TheStreet Quant Ratings

rates CA as a

buy

. The company's strengths can be seen in multiple areas, such as its attractive valuation levels, expanding profit margins, largely solid financial position with reasonable debt levels by most measures and notable return on equity. We feel its strengths outweigh the fact that the company has had sub par growth in net income.

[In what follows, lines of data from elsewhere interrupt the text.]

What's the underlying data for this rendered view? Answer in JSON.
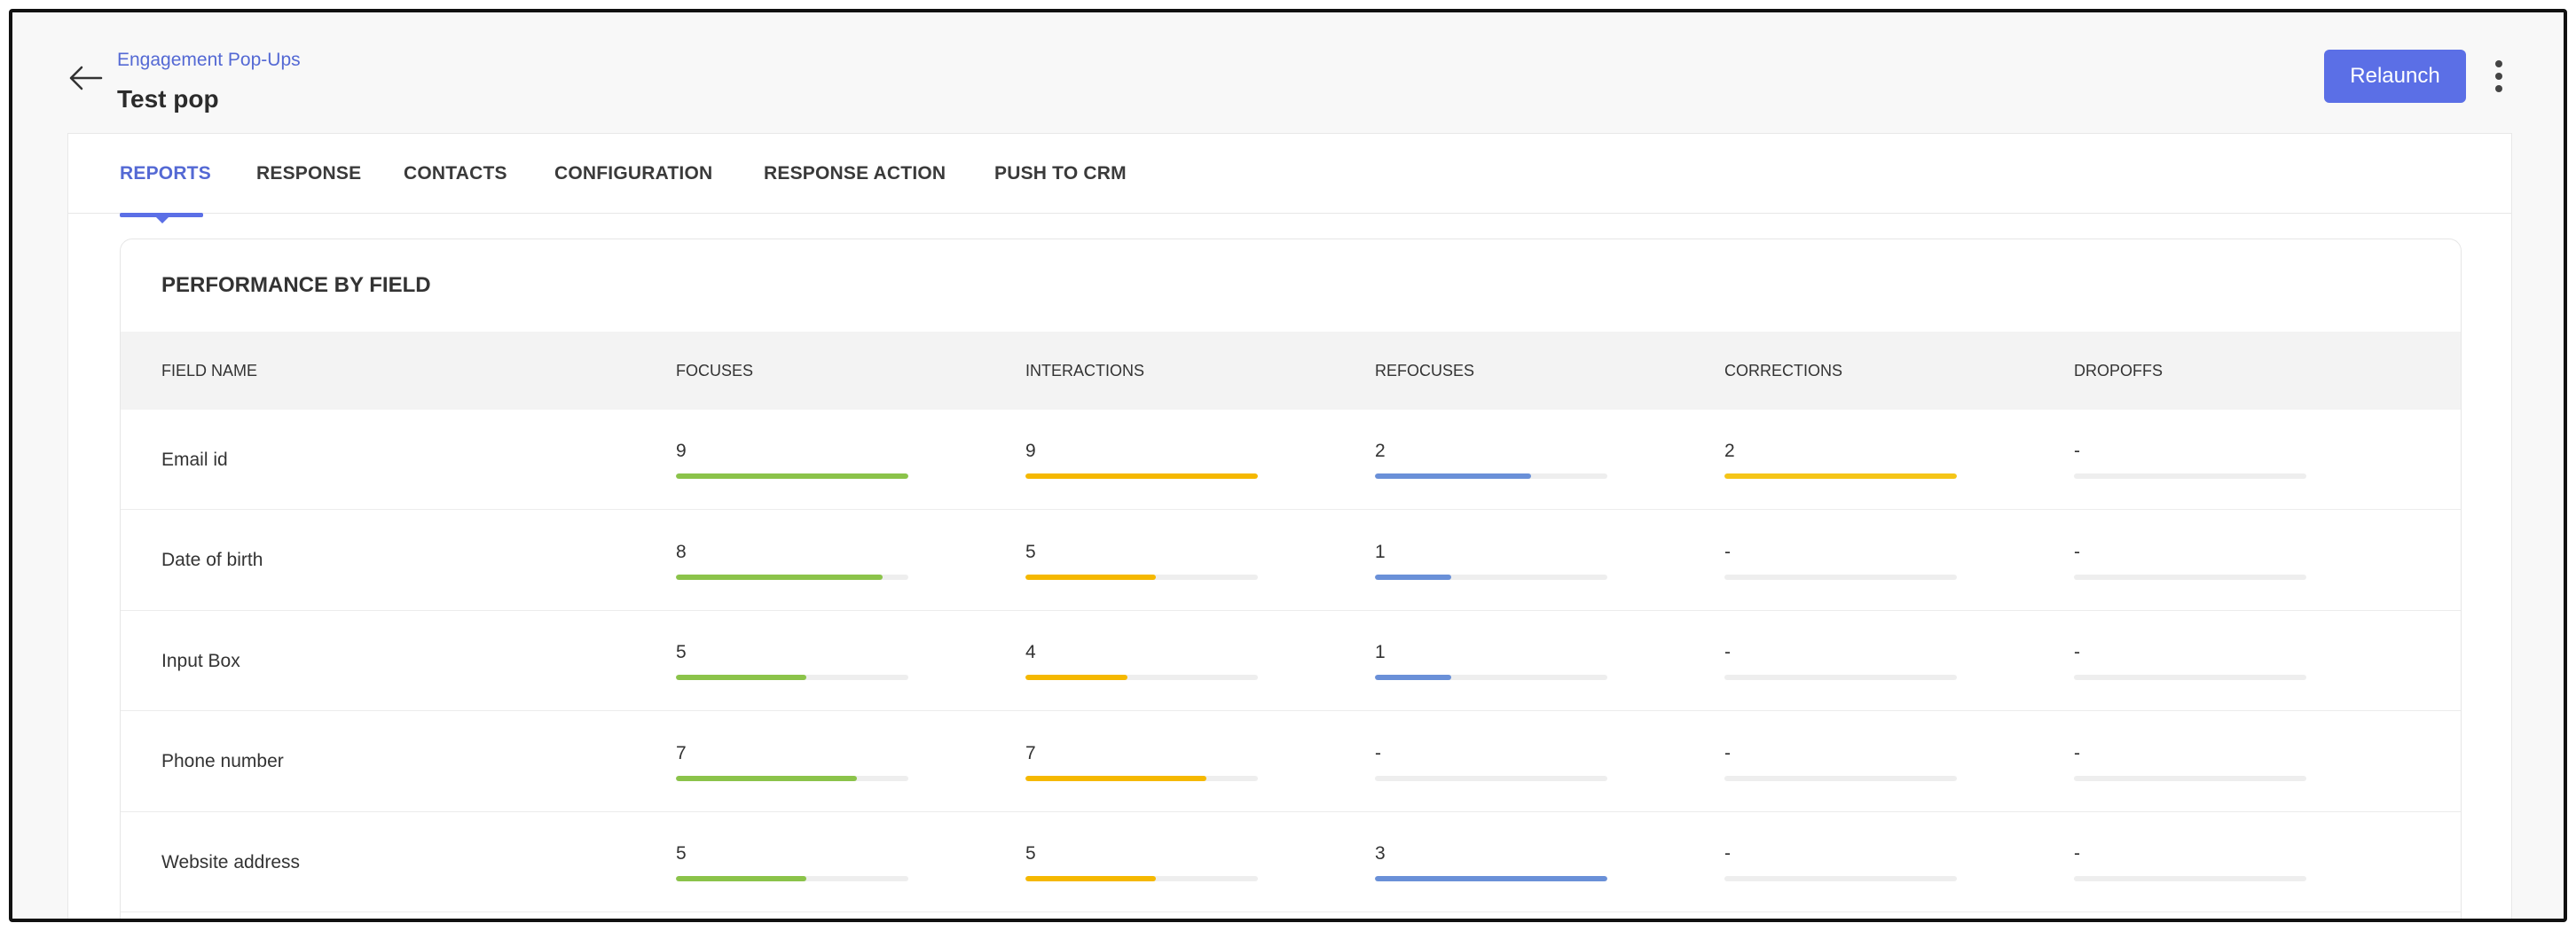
{
  "header": {
    "breadcrumb": "Engagement Pop-Ups",
    "title": "Test pop",
    "relaunch_label": "Relaunch"
  },
  "tabs": [
    {
      "label": "REPORTS",
      "active": true
    },
    {
      "label": "RESPONSE"
    },
    {
      "label": "CONTACTS"
    },
    {
      "label": "CONFIGURATION"
    },
    {
      "label": "RESPONSE ACTION"
    },
    {
      "label": "PUSH TO CRM"
    }
  ],
  "card": {
    "title": "PERFORMANCE BY FIELD",
    "columns": [
      "FIELD NAME",
      "FOCUSES",
      "INTERACTIONS",
      "REFOCUSES",
      "CORRECTIONS",
      "DROPOFFS"
    ]
  },
  "colors": {
    "focuses": "#8bc34a",
    "interactions": "#f5b800",
    "refocuses": "#6a90d8",
    "corrections": "#f5c518",
    "dropoffs": "#cccccc",
    "accent": "#5b6fe6"
  },
  "rows": [
    {
      "name": "Email id",
      "values": [
        "9",
        "9",
        "2",
        "2",
        "-"
      ],
      "fill": [
        1.0,
        1.0,
        0.67,
        1.0,
        0
      ]
    },
    {
      "name": "Date of birth",
      "values": [
        "8",
        "5",
        "1",
        "-",
        "-"
      ],
      "fill": [
        0.89,
        0.56,
        0.33,
        0,
        0
      ]
    },
    {
      "name": "Input Box",
      "values": [
        "5",
        "4",
        "1",
        "-",
        "-"
      ],
      "fill": [
        0.56,
        0.44,
        0.33,
        0,
        0
      ]
    },
    {
      "name": "Phone number",
      "values": [
        "7",
        "7",
        "-",
        "-",
        "-"
      ],
      "fill": [
        0.78,
        0.78,
        0,
        0,
        0
      ]
    },
    {
      "name": "Website address",
      "values": [
        "5",
        "5",
        "3",
        "-",
        "-"
      ],
      "fill": [
        0.56,
        0.56,
        1.0,
        0,
        0
      ]
    }
  ]
}
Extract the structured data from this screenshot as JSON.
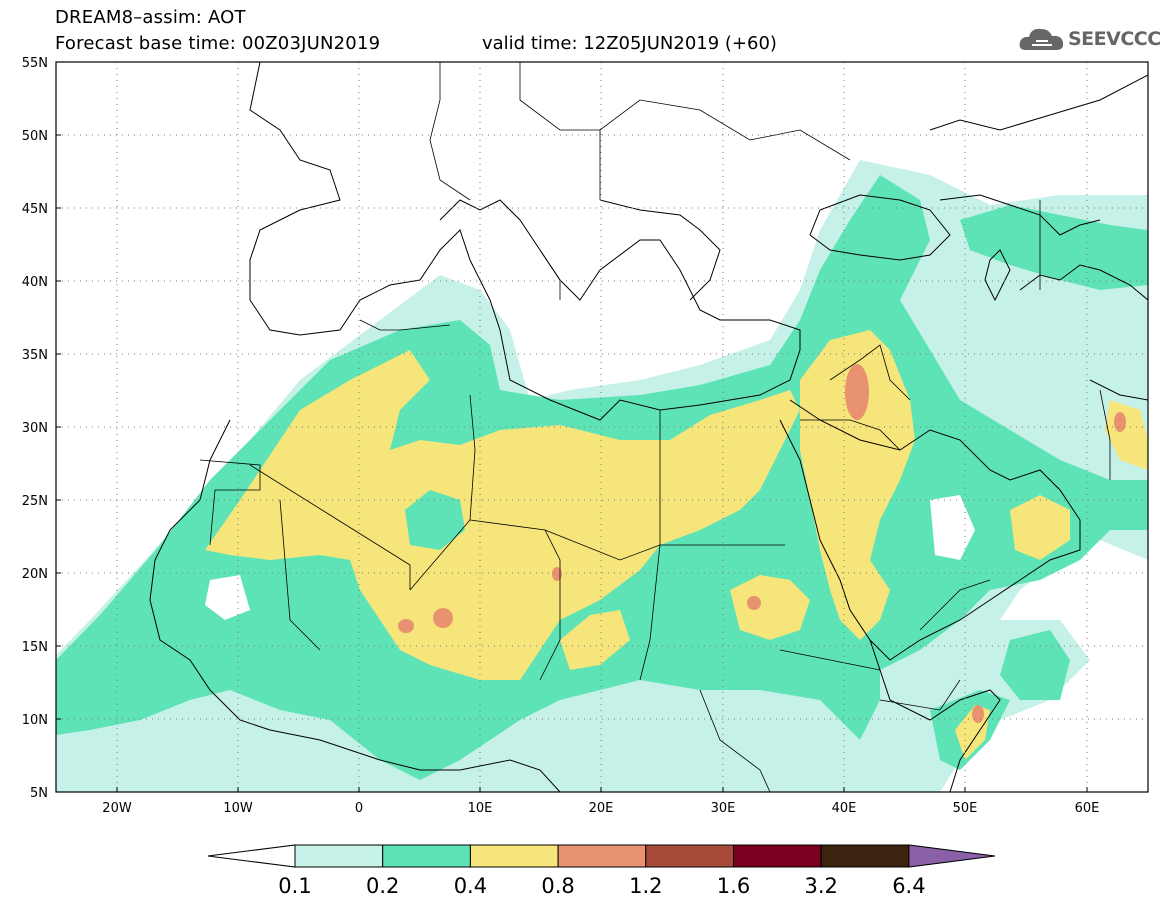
{
  "header": {
    "title_line1": "DREAM8–assim: AOT",
    "title_line2": "Forecast base time: 00Z03JUN2019",
    "valid_time": "valid time: 12Z05JUN2019 (+60)",
    "logo_text": "SEEVCCC",
    "logo_icon": "cloud-icon"
  },
  "map": {
    "lon_range": [
      -25,
      65
    ],
    "lat_range": [
      5,
      55
    ],
    "lat_ticks": [
      "55N",
      "50N",
      "45N",
      "40N",
      "35N",
      "30N",
      "25N",
      "20N",
      "15N",
      "10N",
      "5N"
    ],
    "lon_ticks": [
      "20W",
      "10W",
      "0",
      "10E",
      "20E",
      "30E",
      "40E",
      "50E",
      "60E"
    ],
    "grid": "dotted"
  },
  "colorbar": {
    "labels": [
      "0.1",
      "0.2",
      "0.4",
      "0.8",
      "1.2",
      "1.6",
      "3.2",
      "6.4"
    ],
    "colors": [
      "#ffffff",
      "#c6f1e8",
      "#5ee3b6",
      "#f5e57a",
      "#e99270",
      "#a84a3a",
      "#7a0020",
      "#3a2410",
      "#8a60a8"
    ]
  }
}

Highlights from the ratings report include:

  • The gross profit margin for CA INC is currently very high, coming in at 85.27%. It has increased from the same quarter the previous year. Regardless of the strong results of the gross profit margin, the net profit margin of 17.31% trails the industry average.
  • Regardless of the drop in revenue, the company managed to outperform against the industry average of 16.5%. Since the same quarter one year prior, revenues slightly dropped by 6.8%. Weakness in the company's revenue seems to have hurt the bottom line, decreasing earnings per share.
  • Despite currently having a low debt-to-equity ratio of 0.32, it is higher than that of the industry average, inferring that management of debt levels may need to be evaluated further. Regardless of the somewhat mixed results with the debt-to-equity ratio, the company's quick ratio of 1.13 is sturdy.
  • CA INC's earnings per share declined by 26.4% in the most recent quarter compared to the same quarter a year ago. The company has suffered a declining pattern of earnings per share over the past two years. However, we anticipate this trend to reverse over the coming year. During the past fiscal year, CA INC reported lower earnings of $1.83 versus $1.96 in the prior year. This year, the market expects an improvement in earnings ($2.39 versus $1.83).